Issue Number: close #xxx
This PR aims to enhance the compatibility of BI tools (such as Dbeaver, DataGrip) when using the mysql connector to connect to Doris, because some BI tools query some tables in the mysql database. In our tests, the user and procs_priv tables were mainly queried. This PR adds these two tables and adds actual data to the user table. However, please note that most of the fields in the user table are in Doris' own format rather than mysql format, so it can only ensure that the BI tool is querying No error is reported when accessing these tables, which does not guarantee that the data is completely displayed, and the tables under Doris's mysql database do not support data modification.

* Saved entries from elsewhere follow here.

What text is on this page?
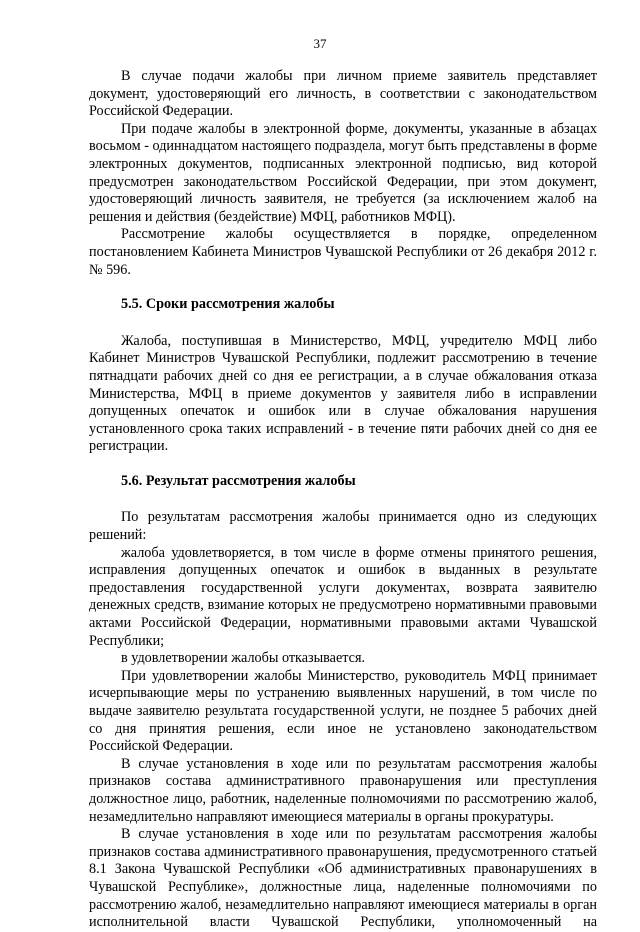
37

В случае подачи жалобы при личном приеме заявитель представляет документ, удостоверяющий его личность, в соответствии с законодательством Российской Федерации.

При подаче жалобы в электронной форме, документы, указанные в абзацах восьмом - одиннадцатом настоящего подраздела, могут быть представлены в форме электронных документов, подписанных электронной подписью, вид которой предусмотрен законодательством Российской Федерации, при этом документ, удостоверяющий личность заявителя, не требуется (за исключением жалоб на решения и действия (бездействие) МФЦ, работников МФЦ).

Рассмотрение жалобы осуществляется в порядке, определенном постановлением Кабинета Министров Чувашской Республики от 26 декабря 2012 г. № 596.

5.5. Сроки рассмотрения жалобы

Жалоба, поступившая в Министерство, МФЦ, учредителю МФЦ либо Кабинет Министров Чувашской Республики, подлежит рассмотрению в течение пятнадцати рабочих дней со дня ее регистрации, а в случае обжалования отказа Министерства, МФЦ в приеме документов у заявителя либо в исправлении допущенных опечаток и ошибок или в случае обжалования нарушения установленного срока таких исправлений - в течение пяти рабочих дней со дня ее регистрации.

5.6. Результат рассмотрения жалобы

По результатам рассмотрения жалобы принимается одно из следующих решений:

жалоба удовлетворяется, в том числе в форме отмены принятого решения, исправления допущенных опечаток и ошибок в выданных в результате предоставления государственной услуги документах, возврата заявителю денежных средств, взимание которых не предусмотрено нормативными правовыми актами Российской Федерации, нормативными правовыми актами Чувашской Республики;

в удовлетворении жалобы отказывается.

При удовлетворении жалобы Министерство, руководитель МФЦ принимает исчерпывающие меры по устранению выявленных нарушений, в том числе по выдаче заявителю результата государственной услуги, не позднее 5 рабочих дней со дня принятия решения, если иное не установлено законодательством Российской Федерации.

В случае установления в ходе или по результатам рассмотрения жалобы признаков состава административного правонарушения или преступления должностное лицо, работник, наделенные полномочиями по рассмотрению жалоб, незамедлительно направляют имеющиеся материалы в органы прокуратуры.

В случае установления в ходе или по результатам рассмотрения жалобы признаков состава административного правонарушения, предусмотренного статьей 8.1 Закона Чувашской Республики «Об административных правонарушениях в Чувашской Республике», должностные лица, наделенные полномочиями по рассмотрению жалоб, незамедлительно направляют имеющиеся материалы в орган исполнительной власти Чувашской Республики, уполномоченный на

Thanks to @liujiwen-up for assisting in testing
Add `information_schema` database for all catalog.
This is useful when using BI tools to connect to Doris,
the tools can get meta info from `information_schema`.
This PR mainly changes:
1. There will be a `information_schema` db in each catalog.
2. Each `information_schema` db only store the meta info of the catalog it belongs to.
3. For `information_schema`, the `TABLE_SCHEMA` column's value is the database name.
4. There is a new global variable `show_full_dbname_in_info_schema_db`, default is false, if set to true,
The `TABLE_SCHEMA` column's value is the like `ctl.db`, because:
When connect to Doris, the `database` info in connection url will be: `xxx?db=ctl.db`.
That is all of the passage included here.